DFI joins other states in targeting loan servicer

The Wisconsin Department of Financial Institutions recently joined other states in issuing cease and desist letters against Ocwen Loan Servicing for alleged violations of state and federal law.

This decision comes as the federal Consumer Financial Protection Bureau is involved in action against the Florida-based mortgage loan servicer, having sued the company in April for “failing borrowers at every stage of the mortgage servicing process,” per a CFPB release.

CFPB claims Ocwen’s “years of widespread errors, shortcuts, and runarounds” have deeply affected borrowers, even causing some to lose their homes. The company focuses on servicing subprime or delinquent loans, and conducts loan servicing for about 13,500 customers in Wisconsin.

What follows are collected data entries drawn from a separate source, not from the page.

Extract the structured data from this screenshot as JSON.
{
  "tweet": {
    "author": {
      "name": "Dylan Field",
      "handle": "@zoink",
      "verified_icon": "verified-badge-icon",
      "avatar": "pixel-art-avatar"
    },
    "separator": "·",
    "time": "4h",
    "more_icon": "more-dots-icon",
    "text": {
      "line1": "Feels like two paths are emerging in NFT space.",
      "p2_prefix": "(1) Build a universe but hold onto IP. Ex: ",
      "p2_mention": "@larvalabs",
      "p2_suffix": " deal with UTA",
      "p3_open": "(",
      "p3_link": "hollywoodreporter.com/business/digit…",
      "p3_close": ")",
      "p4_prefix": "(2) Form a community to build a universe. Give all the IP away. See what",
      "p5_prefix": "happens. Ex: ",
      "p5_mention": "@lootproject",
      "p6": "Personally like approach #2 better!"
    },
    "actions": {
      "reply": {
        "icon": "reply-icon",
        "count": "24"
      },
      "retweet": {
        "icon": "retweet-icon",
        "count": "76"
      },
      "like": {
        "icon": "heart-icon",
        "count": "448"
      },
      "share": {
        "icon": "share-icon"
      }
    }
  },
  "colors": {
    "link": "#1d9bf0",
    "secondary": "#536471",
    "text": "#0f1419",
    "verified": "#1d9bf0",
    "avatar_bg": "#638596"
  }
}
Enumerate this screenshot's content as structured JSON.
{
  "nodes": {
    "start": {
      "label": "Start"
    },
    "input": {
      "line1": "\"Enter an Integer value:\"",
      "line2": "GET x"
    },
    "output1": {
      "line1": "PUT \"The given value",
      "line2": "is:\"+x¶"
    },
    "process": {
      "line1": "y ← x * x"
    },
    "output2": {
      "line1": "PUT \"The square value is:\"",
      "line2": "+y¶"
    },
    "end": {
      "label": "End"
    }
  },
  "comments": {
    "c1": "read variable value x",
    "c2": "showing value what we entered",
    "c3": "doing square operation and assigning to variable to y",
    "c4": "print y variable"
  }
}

The Wisconsin Department of Financial Institutions is warning Ocwen customers to pay special attention to unusual activity, such as notices of expired or delinquent insurance while the company is escrowing for taxes.

DFI says if there is an issue, consumers should call the company and ask for an explanation directly. The agency instructs consumers to “take note of the person’s name that speaks to you, the time and date on which you spoke, and ask the customer service representative to make sure to note the conversation in your loan file.”

Ocwen is one of the biggest mortgage lenders in the country, with nearly 1.4 million loans contracted as of the end of 2016.

“Ocwen has repeatedly made mistakes and taken shortcuts at every stage of the mortgage servicing process, costing some consumers money and others their homes,” said CFPB Director Richard Cordray. “Borrowers have no say over who services their mortgage, so the Bureau will remain vigilant to ensure they get fair treatment.”

An investigation into the company’s actions was headed by officials in Florida, Maryland, Massachusetts, Mississippi, Montana, and Washington. This investigation found “willful and ongoing unlicensed activity.”

“People have no choice of the mortgage servicer that handles their loan, and yet the servicer’s misconduct can cause families to lose their homes,” said Lauren Saunders, associate director of the nonprofit National Consumer Law Center advocacy/public policy group. “That is why vigilance by the CFPB and state regulators is so important to send a message to financial service providers that misconduct will not go unpunished.”

The state officials that looked into Ocwen’s suspicious activity ordered the company to stop acquiring or originating new residential mortgages or mortgage servicing rights until it can prove consumer dollars are being appropriately handled.

CFPB says it found “substantial evidence” that the company engaged in “significant and systemic misconduct.”

In its lawsuit, the agency claims Ocwen:

*Serviced loans using error-filled information.

*Illegally foreclosed on homeowners.

*Failed to credit payments from borrowers.

*Botched escrow accounts.

*Mishandled hazard insurance.

*Bungled borrowers’ private mortgage insurance.

*Deceptively signed up and charged borrowers for add-on products.

*Failed to assist heirs seeking foreclosure alternatives.

*Failed to adequately investigate and respond to borrow complaints.

*Failed to provide complete and accurate loan information to new servicers.

Its complaint was filed in federal district court for the Southern District of Florida, and seeks a court order forcing the company to pay penalties for these actions.